Monolithic poly(1,2-bis(p-vinylphenyl)ethane) capillary columns for simultaneous separation of low- and high-molecular-weight compounds

Abstract

Monolithic poly(1,2‐bis(p‐vinylphenyl)ethane (BVPE)) capillary columns were prepared by thermally initiated free radical polymerisation of 1,2‐bis(p‐vinylphenyl)ethane in the presence of inert diluents (porogens) and α,α′‐azoisobutyronitrile (AIBN) as initiator. Polymerisations were accomplished in 200 μm ID fused silica capillaries at 65°C and for 60 min. Mercury intrusion porosimetry measurements of the polymeric RP support showed a broad bimodal pore‐size‐distribution of mesopores and small macropores in the range of 5–400 nm and flow‐channels in the μm range.

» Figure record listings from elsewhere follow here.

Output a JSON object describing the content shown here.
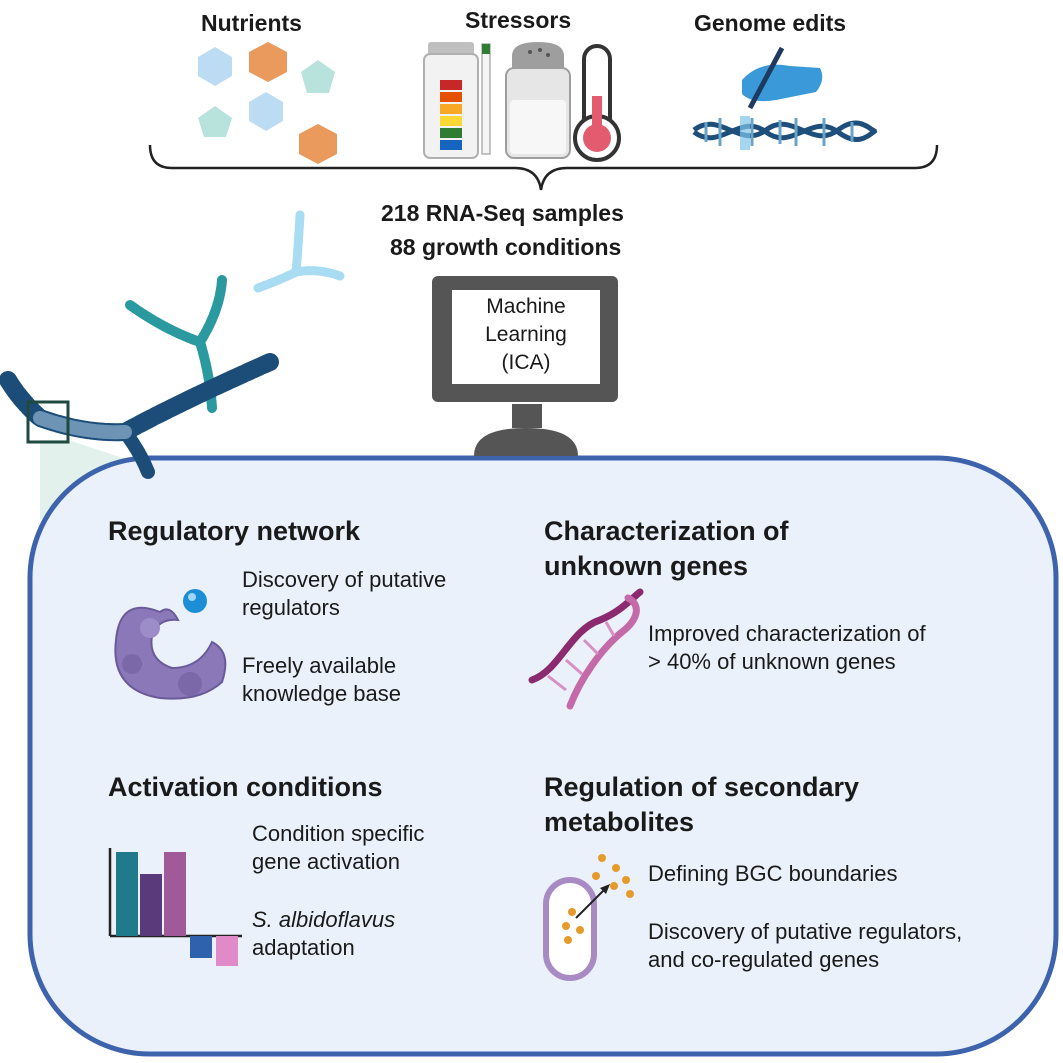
{
  "inputs": {
    "nutrients": "Nutrients",
    "stressors": "Stressors",
    "genome_edits": "Genome edits"
  },
  "summary": {
    "samples": "218 RNA-Seq samples",
    "conditions": "88 growth conditions"
  },
  "monitor": {
    "line1": "Machine",
    "line2": "Learning",
    "line3": "(ICA)"
  },
  "sections": {
    "regulatory": {
      "title": "Regulatory network",
      "point1_line1": "Discovery of putative",
      "point1_line2": "regulators",
      "point2_line1": "Freely available",
      "point2_line2": "knowledge base"
    },
    "characterization": {
      "title_line1": "Characterization of",
      "title_line2": "unknown genes",
      "point1_line1": "Improved characterization of",
      "point1_line2": "> 40% of unknown genes"
    },
    "activation": {
      "title": "Activation conditions",
      "point1_line1": "Condition specific",
      "point1_line2": "gene activation",
      "point2_line1": "S. albidoflavus",
      "point2_line2": "adaptation"
    },
    "secondary": {
      "title_line1": "Regulation of secondary",
      "title_line2": "metabolites",
      "point1": "Defining BGC boundaries",
      "point2_line1": "Discovery of putative regulators,",
      "point2_line2": "and co-regulated genes"
    }
  },
  "colors": {
    "panel_fill": "#eaf1fb",
    "panel_border": "#3d63ad",
    "hex_blue": "#bcdcf3",
    "hex_orange": "#e99a5c",
    "pent_teal": "#b7e3dc",
    "monitor_dark": "#555555",
    "dna_purple": "#8b2a6e",
    "protein_purple": "#8a78b8",
    "bar_teal": "#1f7a8c",
    "bar_purple": "#5a3a7a",
    "bar_mauve": "#a05a9a",
    "bar_blue": "#2f62ad",
    "bar_pink": "#e08ac8"
  }
}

N~2~‐adsorption (BET) analysis resulted in a tremendous enhancement of surface area (101 m^2^/g) of BVPE stationary phases compared to typical organic monoliths (˜20 m^2^/g), indicating the presence of a considerable amount of mesopores. Consequently, the adequate proportion of both meso‐ and (small) macropores allowed the rapid and high‐resolution separation of low‐molecular‐weight compounds as well as biomolecules on the same monolithic support. At the same time, the high fraction of flow‐channels provided enhanced column permeability. The chromatographic performance of poly(1,2‐bis(p‐vinylphenyl)ethane) capillary columns for the separation of biomolecules (proteins, oligonucleotides) and small molecules (alkyl benzenes, phenols, phenons) are demonstrated in this article. Additionally, pressure drop versus flow rate measurements of novel poly(1,2‐bis(p‐vinylphenyl)ethane) capillary columns confirmed high mechanical robustness, low swelling in organic solvents and high permeability. Due to the simplicity of monolith fabrication, comprehensive studies of the retention and separation behaviour of monolithic BVPE columns resulted in high run‐to‐run and batch‐to‐batch reproducibilities. All these attributes prove the excellent applicability of monolithic poly(1,2‐bis(p‐vinylphenyl)ethane) capillary columns for μ‐HPLC towards a huge range of analytes of different chemistries and molecular sizes.